At the individual level, challenge-induced changes in evenness correlated inversely with pre-challenge values of evenness. This correlation suggests a biologically germane relationship linking initial evenness and resistance to change (Wittebolle et al. 2009). However, caution is warranted since individuals with low initial evenness generally increased after LPS challenge (6/8 below-average individuals showed increases) and individuals with high initial evenness generally decreased (6/7 above-average individuals showed decreases). Consequently, these results suggest a statistical artifact, regression to the mean (RTM), which “can make natural [random] variation in repeated data look like real change” (Barnett et al. 2005). RTM occurs when measurements further from the mean are followed by measurements closer to the mean. It should be stressed that the identification of RTM at our data analysis stage does not negate the difference between the lysozyme-treated and control groups in the current study. That said, using mean values calculated from two or more baseline swabs could help eliminate RTM in future studies (Barnett et al. 2005).

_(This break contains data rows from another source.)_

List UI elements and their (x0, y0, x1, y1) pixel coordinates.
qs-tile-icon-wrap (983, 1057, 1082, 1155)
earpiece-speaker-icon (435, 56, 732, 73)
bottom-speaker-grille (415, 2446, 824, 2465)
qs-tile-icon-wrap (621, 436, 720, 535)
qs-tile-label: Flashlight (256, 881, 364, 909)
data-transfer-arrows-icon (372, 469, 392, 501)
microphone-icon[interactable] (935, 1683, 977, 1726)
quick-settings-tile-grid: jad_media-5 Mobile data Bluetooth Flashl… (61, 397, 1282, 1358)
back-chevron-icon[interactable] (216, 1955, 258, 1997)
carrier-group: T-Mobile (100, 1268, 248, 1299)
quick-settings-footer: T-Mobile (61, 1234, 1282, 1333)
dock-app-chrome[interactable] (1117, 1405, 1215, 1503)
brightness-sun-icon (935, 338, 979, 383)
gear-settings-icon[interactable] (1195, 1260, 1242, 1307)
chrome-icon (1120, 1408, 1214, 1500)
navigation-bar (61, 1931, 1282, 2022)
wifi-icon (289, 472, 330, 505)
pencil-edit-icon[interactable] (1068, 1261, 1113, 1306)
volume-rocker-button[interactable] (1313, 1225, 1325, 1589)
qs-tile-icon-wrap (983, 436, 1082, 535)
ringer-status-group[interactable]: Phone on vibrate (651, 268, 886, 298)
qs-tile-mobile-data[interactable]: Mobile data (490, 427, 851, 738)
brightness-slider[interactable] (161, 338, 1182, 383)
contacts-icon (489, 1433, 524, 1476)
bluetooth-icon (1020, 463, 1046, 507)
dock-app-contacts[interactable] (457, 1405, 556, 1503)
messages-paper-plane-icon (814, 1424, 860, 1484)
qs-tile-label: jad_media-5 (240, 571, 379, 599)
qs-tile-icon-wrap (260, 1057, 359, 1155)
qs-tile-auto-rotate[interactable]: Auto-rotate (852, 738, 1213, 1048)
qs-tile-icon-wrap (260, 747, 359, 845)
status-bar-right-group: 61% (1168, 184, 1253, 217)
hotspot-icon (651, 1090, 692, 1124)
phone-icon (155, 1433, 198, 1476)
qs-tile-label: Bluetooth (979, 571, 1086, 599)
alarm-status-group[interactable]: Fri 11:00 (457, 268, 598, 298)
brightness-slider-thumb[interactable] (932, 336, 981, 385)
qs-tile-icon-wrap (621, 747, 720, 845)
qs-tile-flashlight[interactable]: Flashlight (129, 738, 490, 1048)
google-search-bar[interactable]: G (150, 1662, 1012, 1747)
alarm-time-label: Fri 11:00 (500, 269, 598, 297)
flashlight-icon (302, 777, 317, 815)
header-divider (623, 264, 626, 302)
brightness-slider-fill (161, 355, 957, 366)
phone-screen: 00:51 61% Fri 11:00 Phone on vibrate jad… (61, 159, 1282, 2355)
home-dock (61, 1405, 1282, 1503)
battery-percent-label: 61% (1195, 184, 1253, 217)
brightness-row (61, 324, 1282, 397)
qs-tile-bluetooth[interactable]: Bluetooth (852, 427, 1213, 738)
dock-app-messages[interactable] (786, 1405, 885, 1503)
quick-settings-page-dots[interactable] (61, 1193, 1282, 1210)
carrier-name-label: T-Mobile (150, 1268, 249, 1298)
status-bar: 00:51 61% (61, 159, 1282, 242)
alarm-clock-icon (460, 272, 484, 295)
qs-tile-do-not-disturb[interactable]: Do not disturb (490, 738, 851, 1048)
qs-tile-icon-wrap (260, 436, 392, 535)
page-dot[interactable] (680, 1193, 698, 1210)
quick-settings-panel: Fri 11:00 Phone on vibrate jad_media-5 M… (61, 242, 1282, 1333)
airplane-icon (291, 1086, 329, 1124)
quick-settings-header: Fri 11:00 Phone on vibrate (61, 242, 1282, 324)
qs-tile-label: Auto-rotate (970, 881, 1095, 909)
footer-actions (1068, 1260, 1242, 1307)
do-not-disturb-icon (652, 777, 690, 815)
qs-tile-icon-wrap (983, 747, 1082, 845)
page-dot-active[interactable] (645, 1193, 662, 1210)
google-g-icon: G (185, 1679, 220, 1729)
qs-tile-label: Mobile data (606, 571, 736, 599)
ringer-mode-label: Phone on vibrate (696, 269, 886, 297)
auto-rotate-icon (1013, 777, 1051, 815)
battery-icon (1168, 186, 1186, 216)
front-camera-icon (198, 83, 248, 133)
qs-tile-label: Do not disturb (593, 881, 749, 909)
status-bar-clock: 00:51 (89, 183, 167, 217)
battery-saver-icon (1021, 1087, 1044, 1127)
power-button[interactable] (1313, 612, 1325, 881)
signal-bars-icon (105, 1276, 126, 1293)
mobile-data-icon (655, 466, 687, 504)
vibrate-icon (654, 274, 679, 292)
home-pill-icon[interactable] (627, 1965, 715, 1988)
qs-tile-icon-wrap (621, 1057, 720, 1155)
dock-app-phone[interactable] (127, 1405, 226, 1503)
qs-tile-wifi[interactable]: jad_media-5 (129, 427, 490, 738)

Measurement error can contribute to RTM, yet the high repeatability of evenness suggests that our swab technique is capable of reliably capturing this facet of bacterial assemblages in the cloaca. However, the extremely low repeatabilities of richness and diversity raise concerns about the technique and could help explain the lack of experimental effects. The need to investigate the repeatability of bird-associated bacterial assemblages has been identified previously (Klomp et al. 2008). Such investigations should consider methodological factors (i.e., measurement error) and biological ones, such as transit within birds or transmission between birds (Klomp et al. 2008). Nevertheless, our study sets the stage for future studies of repeatability and more generally suggests that acute and systemic changes in avian physiology can interact to influence bacterial assemblages in the cloaca.